Au sujet du laisser-aller au cimetière Notre-Dame-des-Neiges
Le plus grand cimetière du Canada à la croisée des chemins
Zacharie Goudreault
20 juillet 2022
Suspension d’un leader syndical, réduction du personnel et situation financière précaire affectent durement l’entretien et le service à la clientèle du plus grand cimetière du Canada. Une situation qui entraîne une pluie de critiques de la part de proches des personnes inhumées, dont certains envisageraient même de mettre fin à la présence de leurs ancêtres sur ce site, a appris Le Devoir.
La tension a monté d’un cran mardi entre l’employeur et les employés de bureau du cimetière Notre-Dame-des-Neiges, au pied du mont Royal, qui ont tenu une journée de grève pour dénoncer la suspension pour cinq jours du président de leur syndicat, Éric Dufault. Ce dernier aurait été suspendu pour son « insubordination », mais le syndicat voit plutôt là une réplique dans le contexte d’un conflit de travail qui s’étire depuis cinq ans et gravite autour des salaires offerts aux employés.
« En gros, c’est un coup de marteau après une situation qui aurait tout simplement dû entraîner une rencontre du patron avec l’employé », relève M. Dufault en entrevue au Devoir. Autour de lui, des travailleurs syndiqués manifestaient bruyamment à l’entrée du cimetière, mardi.
Plusieurs petits drapeaux soulignant la courte grève de ce syndicat ont d’ailleurs été apposés aux différentes entrées de cet immense cimetière au grand dénivelé. Ses membres reprendront leurs activités ce mercredi, mais les problèmes de fond, eux, persistent. Le nombre d’employés de bureau a chuté de 23 à 18 depuis 2020, tandis que l’on compte aujourd’hui 93 employés contre 125 il y a deux ans pour assurer l’entretien de ce site de plus de 139 hectares.
Il en résulte des clients déçus de l’entretien des tombes de leurs proches inhumés et des plaintes qui ne peuvent être prises en compte rapidement, faute d’une main-d’oeuvre suffisante, relève M. Dufault. « On est surchargé, ça ne fournit pas », relève le leader syndical.
Dégradation
Lors du passage du Devoir mardi après-midi, des employés de longue date du site ont confié n’avoir jamais vu ce cimetière dans un aussi mauvais état. Des herbes hautes et des plantes dépassent plusieurs tombes, dont les noms gravés se retrouvent cachés, tandis que les terriers de marmottes se multiplient partout sur le site, plongeant de nombreux proches des défunts dans le désarroi.
« Je ne veux même plus aller au cimetière, parce que ça me désole tellement », confie Karine Payton, dont la mère a été enterrée dans ce cimetière il y a une dizaine d’années.
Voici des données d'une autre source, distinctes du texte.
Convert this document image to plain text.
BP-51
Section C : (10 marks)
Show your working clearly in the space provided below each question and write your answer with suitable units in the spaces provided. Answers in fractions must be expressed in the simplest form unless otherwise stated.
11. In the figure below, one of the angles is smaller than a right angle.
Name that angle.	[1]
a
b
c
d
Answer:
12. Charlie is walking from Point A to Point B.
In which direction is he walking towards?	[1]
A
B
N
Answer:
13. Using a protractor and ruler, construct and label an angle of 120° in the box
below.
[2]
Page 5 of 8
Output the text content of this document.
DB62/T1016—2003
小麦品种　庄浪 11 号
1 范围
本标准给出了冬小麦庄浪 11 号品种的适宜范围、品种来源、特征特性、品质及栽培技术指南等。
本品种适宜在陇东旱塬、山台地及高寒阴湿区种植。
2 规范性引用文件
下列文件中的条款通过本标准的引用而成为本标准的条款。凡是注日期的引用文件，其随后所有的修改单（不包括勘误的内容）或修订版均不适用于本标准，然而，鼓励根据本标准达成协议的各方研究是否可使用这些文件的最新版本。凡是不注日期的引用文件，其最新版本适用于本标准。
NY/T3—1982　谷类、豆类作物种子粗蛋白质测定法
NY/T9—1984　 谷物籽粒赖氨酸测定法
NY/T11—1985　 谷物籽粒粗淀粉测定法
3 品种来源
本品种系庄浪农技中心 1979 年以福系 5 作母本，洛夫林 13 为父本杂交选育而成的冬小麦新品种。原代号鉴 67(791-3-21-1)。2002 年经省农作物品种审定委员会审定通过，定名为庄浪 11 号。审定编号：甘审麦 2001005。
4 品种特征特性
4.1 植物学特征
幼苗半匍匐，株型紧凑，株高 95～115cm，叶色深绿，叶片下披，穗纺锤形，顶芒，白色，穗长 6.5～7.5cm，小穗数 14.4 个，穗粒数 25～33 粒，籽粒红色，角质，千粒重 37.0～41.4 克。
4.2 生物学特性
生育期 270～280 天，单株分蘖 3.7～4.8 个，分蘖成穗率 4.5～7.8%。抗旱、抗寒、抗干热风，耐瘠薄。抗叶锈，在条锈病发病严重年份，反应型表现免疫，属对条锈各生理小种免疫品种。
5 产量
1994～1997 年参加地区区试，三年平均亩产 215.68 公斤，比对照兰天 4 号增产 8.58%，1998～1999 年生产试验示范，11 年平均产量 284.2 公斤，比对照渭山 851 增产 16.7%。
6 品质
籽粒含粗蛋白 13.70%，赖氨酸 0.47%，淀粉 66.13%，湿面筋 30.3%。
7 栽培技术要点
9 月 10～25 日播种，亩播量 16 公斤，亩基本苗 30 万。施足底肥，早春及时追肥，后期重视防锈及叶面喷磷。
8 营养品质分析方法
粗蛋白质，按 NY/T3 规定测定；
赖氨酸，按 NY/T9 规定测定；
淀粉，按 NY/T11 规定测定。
La dernière fois qu’elle s’est rendue sur ce site, raconte-t-elle, elle ne reconnaissait même plus la tombe de sa mère, cachée par la verdure. Elle constate d’ailleurs que l’entretien de ce cimetière, qu’elle trouvait jadis « beau », n’a cessé de se détériorer au fil du temps, en particulier cette année.
« C’est dégradant », ajoute Mme Payton, dont la soeur a confié en entrevue avoir tenté en vain dans les derniers mois que ses plaintes soient entendues par l’administration du cimetière. Une autre dame, rencontrée dans les allées mardi après-midi, a fondu en larmes lorsque nous l’avons questionnée sur le mauvais entretien des lieux, qu’elle a qualifié de « manque de respect » pour les proches des personnes décédées.
« Honnêtement, c’est pathétique. J’ai été choqué, comme citoyen », lance pour sa part le conseiller indépendant dans Ville-Marie, Serge Sasseville, dont tous les proches décédés ont été inhumés dans ce cimetière, où la famille compte un lot depuis 1914. C’est lorsqu’il a voulu rendre hommage plus tôt ce mois-ci à son conjoint décédé en 2018 qu’il a constaté le mauvais entretien « du plus grand cimetière de Montréal » .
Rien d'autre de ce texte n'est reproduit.